Kimse kendi içine çevirmiyor bakışlarını, kimse yok orada çünkü.
Eşlik’teki hikâyelerin özneleri bu adsız
kaybın etrafında dolanarak, sürünerek, düşüp kalkarak ama onsuz da yapamayarak
içten içe çürüyüp dağılıyor. Her ne kadar kum gibi dağılsa da, o kelimelerden
bir anlam arayıp duran boşluğun çığlıklarıdır.
Bir ses, karanlıkta sırt üstü uzanmış birine bir geçmişten söz ediyor.
Acınası bir
umut bile hiç yoktan iyidir. Bir noktaya kadar. Yürek daha daralmaya başlayana
kadar. Daralan yürek hiç yoktan iyidir. Çatlamaya başlayana kadar.
Soruların artık sorulmaz olduğu bir devir
yaşanmış mıydı hiç? Son sorulana kadar ölü doğmuştu hepsi. Kafada tasarlandıkları anda ölüyorlardı.
Önceleri. Yanıtlamanın söz konusu
olmadığı zamanlarda.
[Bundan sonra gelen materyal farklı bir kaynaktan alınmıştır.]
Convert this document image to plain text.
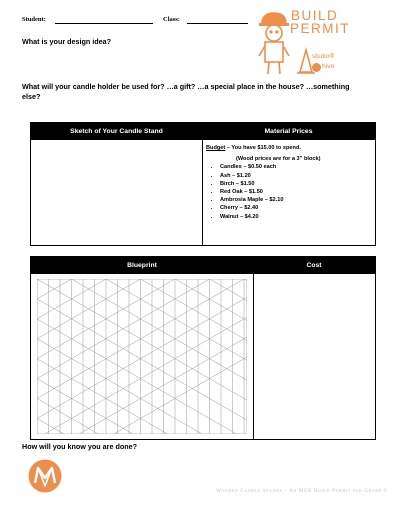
Student:	Class:	BUILD
PERMIT
studio@
hive
What is your design idea?
What will your candle holder be used for? …a gift? …a special place in the house? …something else?
Sketch of Your Candle Stand	Material Prices
Budget – You have $15.00 to spend.
(Wood prices are for a 3” block)
• Candles – $0.50 each
• Ash – $1.20
• Birch – $1.50
• Red Oak – $1.50
• Ambrosia Maple – $2.10
• Cherry – $2.40
• Walnut – $4.20
Blueprint	Cost
How will you know you are done?
Wooden Candle Stands – An MOE Build Permit for Grade 3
Yanıtlama olanağının olmadığı. Yanıtlama olanağının olmadığı. Hayır. Olmamıştı hiç. Bir düştü bu.
Karanlıkta
kapalı gözleri. Karanlığa. Kendi karanlıklarında. Dudaklarda aynı minicik
gülümseme, gülümsemeyse bu eğer. Kısacası yaşıyor yalnız kendisinin anladığı
biçimde, ne fazlası ne azı. Azı! Taşlaşmış sanki.